Syok anafilaktik adalah suatu risiko pemberian obat, maupun melalui suntikan atau cara lain. ( Arif Mansjoer, Kapita Selekta Kedokteran Edisi III Jilid I, Hal. 622).

2.    Etiologi
Berbagai mekanisme terjadinya anafilaksis, baik melalui mekanisme IgE maupun melalui non-IgE . Tentu saja selain obat ada juga penyebab anafilaksis yang lain seperti makanan, kegiatan jasmani, serangan tawon, faktor fisis seperti udara yang panas, air yang dingin pada kolam renang dan bahkan sebagian anafilaksis penyebabnya tidak diketahui.
Mekanisme dan Obat Pencetus Anafilaksis
a.    Anafilaksis (melalui IgE)
1)    Antibiotik ( penisilin, sefalosporin)
2)    Ekstra alergen (bisa tawon, polen)
3)    Obat (glukokortikoid, thiopental, suksinilkolin)
4)    Protein manusia (insulin, vasopresin, serum)
b.    Anafilaktoid (tidak melalui IgE)
Zat pelepas histamin secara langsung :
1)    Obat (opiat, vankomisin, kurare)
2)    Cairan hipertonik (media radiokontrks, manitol)

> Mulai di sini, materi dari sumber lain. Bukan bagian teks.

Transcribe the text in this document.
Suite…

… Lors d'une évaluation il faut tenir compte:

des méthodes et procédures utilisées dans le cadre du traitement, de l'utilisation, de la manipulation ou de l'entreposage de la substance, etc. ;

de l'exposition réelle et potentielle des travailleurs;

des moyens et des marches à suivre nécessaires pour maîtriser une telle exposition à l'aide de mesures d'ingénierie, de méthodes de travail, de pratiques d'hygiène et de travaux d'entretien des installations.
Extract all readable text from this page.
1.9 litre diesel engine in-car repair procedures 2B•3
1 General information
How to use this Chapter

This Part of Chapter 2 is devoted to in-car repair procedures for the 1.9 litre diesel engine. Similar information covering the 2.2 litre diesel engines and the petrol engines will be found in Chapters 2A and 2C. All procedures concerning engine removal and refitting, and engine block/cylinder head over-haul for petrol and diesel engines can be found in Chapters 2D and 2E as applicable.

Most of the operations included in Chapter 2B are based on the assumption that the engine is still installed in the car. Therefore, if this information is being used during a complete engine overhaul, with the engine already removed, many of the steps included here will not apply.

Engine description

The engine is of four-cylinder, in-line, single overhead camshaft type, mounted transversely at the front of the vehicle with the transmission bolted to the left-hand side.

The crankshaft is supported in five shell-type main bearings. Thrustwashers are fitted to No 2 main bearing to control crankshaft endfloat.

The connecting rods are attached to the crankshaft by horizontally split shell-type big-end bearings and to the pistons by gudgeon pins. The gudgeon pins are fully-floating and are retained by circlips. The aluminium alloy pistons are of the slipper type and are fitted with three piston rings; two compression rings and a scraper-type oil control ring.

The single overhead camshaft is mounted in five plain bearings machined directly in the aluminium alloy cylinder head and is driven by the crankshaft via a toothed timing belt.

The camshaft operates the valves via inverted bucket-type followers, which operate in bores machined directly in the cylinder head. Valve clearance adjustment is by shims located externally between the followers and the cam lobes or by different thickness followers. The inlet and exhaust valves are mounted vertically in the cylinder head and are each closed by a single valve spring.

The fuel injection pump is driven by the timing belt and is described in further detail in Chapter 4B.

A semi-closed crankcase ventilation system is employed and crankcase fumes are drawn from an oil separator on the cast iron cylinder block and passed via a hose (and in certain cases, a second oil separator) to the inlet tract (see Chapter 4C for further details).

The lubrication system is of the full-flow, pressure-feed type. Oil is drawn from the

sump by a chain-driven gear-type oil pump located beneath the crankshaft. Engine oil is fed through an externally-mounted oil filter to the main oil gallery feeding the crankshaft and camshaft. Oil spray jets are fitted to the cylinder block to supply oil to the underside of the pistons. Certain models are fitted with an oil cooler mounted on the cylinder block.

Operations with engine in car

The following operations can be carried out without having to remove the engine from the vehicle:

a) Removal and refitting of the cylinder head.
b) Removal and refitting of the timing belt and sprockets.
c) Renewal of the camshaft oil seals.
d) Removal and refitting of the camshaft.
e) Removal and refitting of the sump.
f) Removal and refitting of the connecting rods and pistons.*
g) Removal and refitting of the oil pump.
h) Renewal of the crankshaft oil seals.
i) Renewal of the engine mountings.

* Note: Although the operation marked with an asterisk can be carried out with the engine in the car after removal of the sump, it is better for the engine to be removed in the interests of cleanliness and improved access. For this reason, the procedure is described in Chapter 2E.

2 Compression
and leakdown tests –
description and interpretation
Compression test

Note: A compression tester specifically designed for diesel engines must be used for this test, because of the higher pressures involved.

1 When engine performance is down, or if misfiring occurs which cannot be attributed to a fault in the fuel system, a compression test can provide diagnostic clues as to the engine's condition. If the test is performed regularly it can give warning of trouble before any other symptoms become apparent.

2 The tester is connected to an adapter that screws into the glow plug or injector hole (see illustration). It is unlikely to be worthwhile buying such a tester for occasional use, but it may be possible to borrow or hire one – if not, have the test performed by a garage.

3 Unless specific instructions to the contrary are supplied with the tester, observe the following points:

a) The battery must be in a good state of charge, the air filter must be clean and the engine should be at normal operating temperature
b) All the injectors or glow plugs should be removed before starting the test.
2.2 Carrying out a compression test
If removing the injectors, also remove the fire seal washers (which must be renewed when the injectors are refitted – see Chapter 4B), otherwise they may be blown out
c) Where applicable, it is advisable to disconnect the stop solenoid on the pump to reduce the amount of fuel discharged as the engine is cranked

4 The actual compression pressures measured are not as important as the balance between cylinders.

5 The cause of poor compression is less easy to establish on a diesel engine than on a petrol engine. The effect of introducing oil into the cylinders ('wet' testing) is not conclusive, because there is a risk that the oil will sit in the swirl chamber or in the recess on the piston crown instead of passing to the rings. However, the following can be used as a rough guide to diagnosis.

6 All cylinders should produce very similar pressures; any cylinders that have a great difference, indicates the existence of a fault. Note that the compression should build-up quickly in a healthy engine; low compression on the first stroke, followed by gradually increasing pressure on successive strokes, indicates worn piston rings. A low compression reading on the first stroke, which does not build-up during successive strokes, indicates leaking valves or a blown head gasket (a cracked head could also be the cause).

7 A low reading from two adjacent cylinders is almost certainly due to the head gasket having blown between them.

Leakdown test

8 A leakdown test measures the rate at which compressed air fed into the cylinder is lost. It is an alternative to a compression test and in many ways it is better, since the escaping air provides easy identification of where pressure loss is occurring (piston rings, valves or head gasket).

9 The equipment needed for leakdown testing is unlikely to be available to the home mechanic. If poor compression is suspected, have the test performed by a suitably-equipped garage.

3)    Obat lain (dekstran, flouresens)
4)    Aktivasi komplemen
5)    Protein manusia (imunoglobulin, dan produk darah lainnya)
6)    Bahan dialisis
7)    Modulasi metabolisme
8)    Asam asetilsalisilat
9)    Antiinflamasi nonsteroid

3.    Patofisiologi
Syok anafilaktik terjadi setelah pajanan antigen  terhadap sistem imun yang menghasilkan dreganulasi sel mast dan pelepasan mediator. Aktivasi sel mast dapat terjadi baik oleh jalur yang dimediasi imunoglobulin E (IgE) (anafilaktik) maupun yang tidak dimediasi IgE (anafilaktoid ). Pencetus syok anafilaktik meliputi gigitan atau sengatan serangga, obat-obatan dan makanan; anafilaksis dapat juga bersifat idiopatik. Mediator gadar meliputi histamine, leukotriene, triptase, dan prostaglandin. Bila dilepaskan, mediator menyebabkan peningkatan sekresi mucus, peningkatan tonus otot polos bronkus, edema saluran napas, penurunan tonus vascular, dan kebocoran kapiler. Konstelasi mekanisme tersebut menyebabkan gangguan pernapasan dan kolaps kardiovaskular. ( Michael I. Greenberg, Teks-Atlas Kedokteran Kedaruratan, Hal. 24)
Antigen masuk ke dalam tubuh dapat melalui bermacam cara yaitu kontak langsung melalui kulit, inhalasi, saluran cerna dan melalui tusukan / suntikan. Pada reaksi anafilaksis, kejadian masuknya antigen yang paling sering adalah melalui tusukan / suntikan.
Begitu memasuki tubuh, antigen akan diikat langsung oleh protein yang spesifik (seperti albumin). Hasil ikatan ini selanjutnya menempel pada dinding sel makrofag dan dengan segera akan merangsang membrane sel makrofag untuk melepaskan sel precursor pembentuk reagen antibody immunoglobulin E atau reagenic ( IgE) antibody forming precursor cell. Sel-sel precursor ini lalu mengadakan mitosis dan menghasilkan serta membebaskan antibody IgE yang spesifik. IgE yang terbebaskan ini akan diikat oleh reseptor spesifik yang berada pada dinding sel mast dan basofil membentuk reseptor baru yaitu F ab. Reseptor F ab ini berperan sebagai pengenal dan pengikat antigen yang sama. Proses yang berlangsung sampai di sini disebut proses sensitisasi.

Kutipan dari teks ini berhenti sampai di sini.